Our protocol for using mimosine to arrest human cells in late G1 phase
The basic method, as we use it routinely in the lab, is published here:
Krude, T. (1999). Mimosine arrests proliferating human cells before onset of DNA replication in a dose-dependent manner. Exp Cell Res 247, 148-159.
Additional information on using mimosine and other iron chelators to achieve late G1 phase arrest has been published here:
Szüts, D., and Krude, T. (2004). Cell cycle arrest at the initiation step of human chromosomal DNA replication causes DNA damage. J Cell Sci 117, 4897-4908.
Further observations and points to consider are the following:
We only use mimosine (purchased from Sigma) for human cells growing attached to the substratum in culture dishes, never for spinner cells. Mimosine treatment results in the formation of dead cells at various percentages, which detach from the substratum. This debris is washed off after the treatment, so that it does not contaminate the preparation of cell nuclei.

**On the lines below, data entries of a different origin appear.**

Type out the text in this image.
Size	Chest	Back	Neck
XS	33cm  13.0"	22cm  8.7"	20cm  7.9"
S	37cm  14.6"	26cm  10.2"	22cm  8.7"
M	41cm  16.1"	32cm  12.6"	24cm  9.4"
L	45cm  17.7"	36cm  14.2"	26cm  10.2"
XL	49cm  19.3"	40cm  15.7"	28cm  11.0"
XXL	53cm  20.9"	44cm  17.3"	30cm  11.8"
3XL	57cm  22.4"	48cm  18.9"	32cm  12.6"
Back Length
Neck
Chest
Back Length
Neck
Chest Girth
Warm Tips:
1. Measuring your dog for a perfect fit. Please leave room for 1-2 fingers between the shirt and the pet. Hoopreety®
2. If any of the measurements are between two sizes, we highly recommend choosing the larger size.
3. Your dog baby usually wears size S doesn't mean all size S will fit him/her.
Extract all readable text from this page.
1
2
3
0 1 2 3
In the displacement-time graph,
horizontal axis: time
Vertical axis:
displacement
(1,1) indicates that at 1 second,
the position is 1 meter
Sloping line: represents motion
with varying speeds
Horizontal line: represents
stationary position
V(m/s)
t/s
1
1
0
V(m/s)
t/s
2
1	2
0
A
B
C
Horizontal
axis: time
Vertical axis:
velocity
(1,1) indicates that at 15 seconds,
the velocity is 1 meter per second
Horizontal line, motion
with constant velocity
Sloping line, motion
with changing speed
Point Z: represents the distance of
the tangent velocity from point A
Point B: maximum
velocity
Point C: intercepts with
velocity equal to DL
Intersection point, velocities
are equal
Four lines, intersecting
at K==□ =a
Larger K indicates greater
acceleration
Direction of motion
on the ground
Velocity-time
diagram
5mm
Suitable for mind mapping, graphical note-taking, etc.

We prepare a 10mM stock solution of mimosine in standard culture medium (DMEM/FCS/antibiotics/fungizone) by rotating the suspension for several hours at 37 degrees Celsius, or even overnight at room temperature (i. e. NOT in the cold room). This is essential as mimosine dissolves very slowly at this concentration. Then the solution is sterile-filtered through 0.2µm membranes and can be used directly by adding it to the tissue culture medium at a concentration of 0.5mM. However, we have seen sporadically with a very few batches of mimosine that we need to add up to 0.7mM to achieve a full G1 phase block.
A treatment of proliferating cells for 24h is usually sufficient.
We have obtained a late G1 phase arrest in all human cell lines tested so far, including: HFF foreskin fibroblasts, WI38 embryo lung fibroblasts, SKOV3 ovarian carcinoma, EJ30 bladder carcinoma and HeLa cervical carcinoma cells.